Dataset Growth
Ziheng Qin, Zhaopan Xu, Yukun Zhou, Zangwei Zheng, Zebang Cheng, Hao Tang, Lei Shang, Baigui Sun, Xiaojiang Peng, Radu Timofte, Hongxun Yao, Kai Wang, Yang You
TL;DR
InfoGrowth tackles the infeasibility of manually cleaning web-scale data by introducing an online data-growth framework that jointly cleans and selects informative samples. It combines a multimodal encoder-based cleaner, a gain calculator leveraging online near-neighbor search, and a sampling strategy to maintain cleanliness and diversity as data streams in, achieving substantial data-efficiency improvements ($2\sim4$×) for both multimodal and single-modal tasks. The method’s effectiveness is demonstrated on CC3M and ImageNet-1K across vision-language and vision-only benchmarks, with ablations confirming the value of cleaning and gain-based sampling, and scalability considerations suggesting extension to billion-scale data via distributed ANN. Overall, InfoGrowth offers a practical, scalable solution for maintaining high-quality datasets in the face of accelerating data growth, with implications for more efficient and sustainable AI deployment.
Abstract
Deep learning benefits from the growing abundance of available data.
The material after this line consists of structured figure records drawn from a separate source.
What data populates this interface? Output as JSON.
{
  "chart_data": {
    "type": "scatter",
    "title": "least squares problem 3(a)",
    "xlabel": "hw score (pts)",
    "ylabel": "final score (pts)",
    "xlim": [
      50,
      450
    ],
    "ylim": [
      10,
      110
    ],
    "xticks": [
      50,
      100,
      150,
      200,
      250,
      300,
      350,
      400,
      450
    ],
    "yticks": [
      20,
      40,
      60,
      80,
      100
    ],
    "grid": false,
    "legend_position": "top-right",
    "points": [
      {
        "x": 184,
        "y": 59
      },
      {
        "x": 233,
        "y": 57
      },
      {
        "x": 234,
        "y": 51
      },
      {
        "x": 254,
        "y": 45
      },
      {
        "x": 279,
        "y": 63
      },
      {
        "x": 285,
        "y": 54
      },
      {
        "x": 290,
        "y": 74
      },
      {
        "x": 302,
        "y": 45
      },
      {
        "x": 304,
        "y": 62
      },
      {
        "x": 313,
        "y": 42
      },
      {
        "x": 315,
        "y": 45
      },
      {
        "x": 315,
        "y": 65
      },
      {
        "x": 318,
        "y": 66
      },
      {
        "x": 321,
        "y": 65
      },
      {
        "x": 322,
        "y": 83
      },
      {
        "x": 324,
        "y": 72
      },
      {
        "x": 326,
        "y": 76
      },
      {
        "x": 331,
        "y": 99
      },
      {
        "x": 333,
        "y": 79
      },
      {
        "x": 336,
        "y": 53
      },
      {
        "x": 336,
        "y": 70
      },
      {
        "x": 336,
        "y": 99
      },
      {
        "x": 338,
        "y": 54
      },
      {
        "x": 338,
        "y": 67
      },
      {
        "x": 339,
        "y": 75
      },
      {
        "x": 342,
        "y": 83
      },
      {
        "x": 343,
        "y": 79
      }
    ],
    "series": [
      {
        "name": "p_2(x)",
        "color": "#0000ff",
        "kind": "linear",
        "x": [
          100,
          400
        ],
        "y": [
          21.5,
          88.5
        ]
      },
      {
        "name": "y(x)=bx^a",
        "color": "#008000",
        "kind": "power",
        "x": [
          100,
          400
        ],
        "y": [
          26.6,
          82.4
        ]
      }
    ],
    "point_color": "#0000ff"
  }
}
Meanwhile, efficiently dealing with the growing data scale has become a challenge. Data publicly available are from different sources with various qualities, and it is impractical to do manual cleaning against noise and redundancy given today's data scale. There are existing techniques for cleaning/selecting the collected data. However, these methods are mainly proposed for offline settings that target one of the cleanness and redundancy problems. In practice, data are growing exponentially with both problems. This leads to repeated data curation with sub-optimal efficiency. To tackle this challenge, we propose InfoGrowth, an efficient online algorithm for data cleaning and selection, resulting in a growing dataset that keeps up to date with awareness of cleanliness and diversity. InfoGrowth can improve data quality/efficiency on both single-modal and multi-modal tasks, with an efficient and scalable design. Its framework makes it practical for real-world data engines.